On Jan 12, 2009, at 2:50 PM, kmuriki_at_[hidden] wrote:
> Is there is any requirement on the size of the data buffers
> I should use in these warmup broadcasts ? If I use small
> buffers like 1000 real values during warmup, the following
> actual and timed MPI_BCAST over IB is taking a lot of time
> (more than that on GiGE). If I use a bigger buffer of 10000 real
> values during warmup the following timed MPI_BCAST is quick.
I can't quite grok that -- "actual and timed MPI_BCAST"; are you
talking about 2 different bcasts?
With IB, there's also the issue of registered memory. Open MPI v1.2.x
defaults to copy in/copy out semantics (with pre-registered memory)
until the message reaches a certain size, and then it uses a pipelined
register/RDMA protocol. However, even with copy in/out semantics of
small messages, the resulting broadcast should still be much faster
than over gige.
Are you using the same buffer for the warmup bcast as the actual
bcast? You might try using "--mca mpi_leave_pinned 1" to see if that
helps as well (will likely only help with large messages).

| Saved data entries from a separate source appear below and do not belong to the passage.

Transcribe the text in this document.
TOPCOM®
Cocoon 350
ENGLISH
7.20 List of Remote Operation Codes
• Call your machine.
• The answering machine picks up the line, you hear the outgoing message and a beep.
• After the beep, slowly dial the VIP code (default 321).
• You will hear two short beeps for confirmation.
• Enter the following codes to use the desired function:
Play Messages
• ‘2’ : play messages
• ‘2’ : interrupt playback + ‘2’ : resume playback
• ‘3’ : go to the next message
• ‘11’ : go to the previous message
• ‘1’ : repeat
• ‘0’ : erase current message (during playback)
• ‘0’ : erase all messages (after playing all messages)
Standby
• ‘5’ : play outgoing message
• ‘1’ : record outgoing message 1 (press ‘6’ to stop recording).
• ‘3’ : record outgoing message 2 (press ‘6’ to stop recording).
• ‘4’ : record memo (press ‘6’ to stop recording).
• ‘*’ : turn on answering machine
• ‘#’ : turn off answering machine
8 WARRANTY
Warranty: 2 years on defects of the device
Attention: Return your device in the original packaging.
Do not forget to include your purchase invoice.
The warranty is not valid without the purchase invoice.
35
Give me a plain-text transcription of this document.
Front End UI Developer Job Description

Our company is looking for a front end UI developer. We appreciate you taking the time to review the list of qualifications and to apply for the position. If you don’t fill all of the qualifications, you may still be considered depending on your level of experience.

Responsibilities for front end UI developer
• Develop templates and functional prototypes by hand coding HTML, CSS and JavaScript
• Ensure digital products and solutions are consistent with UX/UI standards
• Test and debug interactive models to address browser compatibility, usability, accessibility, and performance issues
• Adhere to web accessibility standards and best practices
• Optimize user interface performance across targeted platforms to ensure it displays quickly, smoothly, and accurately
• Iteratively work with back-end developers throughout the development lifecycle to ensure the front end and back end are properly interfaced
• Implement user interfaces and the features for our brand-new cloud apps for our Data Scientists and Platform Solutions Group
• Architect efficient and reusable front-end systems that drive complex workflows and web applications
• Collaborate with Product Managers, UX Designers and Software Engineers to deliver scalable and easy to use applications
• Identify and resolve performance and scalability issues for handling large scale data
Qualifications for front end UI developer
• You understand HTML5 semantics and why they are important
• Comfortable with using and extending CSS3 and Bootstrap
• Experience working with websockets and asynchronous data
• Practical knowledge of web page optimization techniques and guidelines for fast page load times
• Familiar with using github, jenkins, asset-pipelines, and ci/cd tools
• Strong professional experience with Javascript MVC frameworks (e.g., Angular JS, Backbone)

> Surprisingly just doing two consecutive 80K byte MPI_BCASTs
> performs very quick (forget about warmup and actual broadcast).
> wheres as a single 80K broadcast is slow. Not sure if I'm missing
There's also the startup time and synchronization issues. Remember
that although MPI_BCAST does not provide any synchronization
guarantees, it could well be that the 1st bcast effectively
synchronizes the processes and the 2nd one therefore runs much faster
(because individual processes won't need to spend much time blocking
waiting for messages because they're effectively operating in lock
step after the first bcast).
Benchmarking is a very tricky business; it can be extremely difficult
to precisely measure exactly what you want to measure.